En dan gaat het niet alleen om individuele gelovigen van een plaatselijke gemeente, maar om duizenden gelovigen in en om Jeruzalem, verspreid over naar we mogen aannemen meer dan honderd huisgemeenten. Een netwerk van wederzijdse liefde en hulp. Niet in de eerste plaats een instituut, maar een dynamische gemeenschap, waar geloofd werd dat waar twee of drie samen zijn in Jezus’ naam Hij zelf in het midden is.

Een vergeten roeping

Het Griekse woord voor Kerk, ekklesia, betekent uitgeroepen. We kunnen twee roepingen van de kerk onderscheiden, de roeping tot zijn en de roeping tot doen. De laatste is ons niet onbekend, maar de eerste lijkt vergeten. Het is de verdienste van mensen als Yoder, Hauerwas en Willimon, die deze eerste roeping in onze tijd sterk onder de aandacht brengen. Hauerwas & Willimon zeggen: de christelijke gemeente of gemeenschap hééft geen sociale strategie, maar ís een sociale strategie, heeft geen sociaal doel, maar is een sociaal doel.
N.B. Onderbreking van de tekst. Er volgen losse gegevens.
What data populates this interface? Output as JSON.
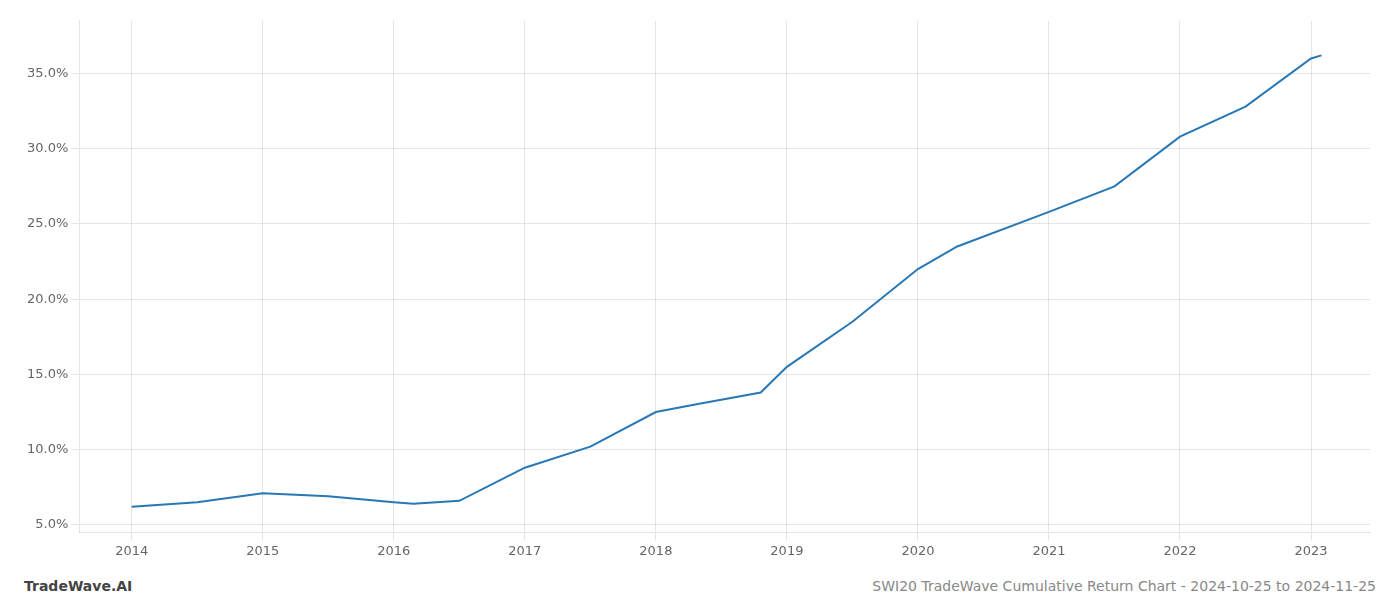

Zij zien de politieke hoofdtaak van een christelijke gemeenschap niet in de persoonlijke verandering van de individuele mens of het verbeteren van de maatschappij, maar in het vormen van een model-samenleving, de christelijke gemeenschap als alternatieve samenleving.
Een plaats waar mensen trouw zijn in hun relaties, hun vijanden liefhebben, de waarheid vertellen, de armen ondersteunen en zo getuigen van de verbazingwekkende gemeenschap-scheppende kracht van God. Jezus zegt in Mattheus 5:14-16,

Gij zijt het licht der wereld. Een stad die op een berg ligt, kan niet verborgen blijven …

Maar hoe zijn we dan het licht van de wereld?

Een nieuw gebod geef Ik u, dat gij elkander liefhebt; gelijk Ik u liefgehad heb, dat gij ook elkander liefhebt. Hieraan zullen allen weten, dat gij discipelen van Mij zijt, indien gij liefde hebt onder elkander (Johannes 13:34-35)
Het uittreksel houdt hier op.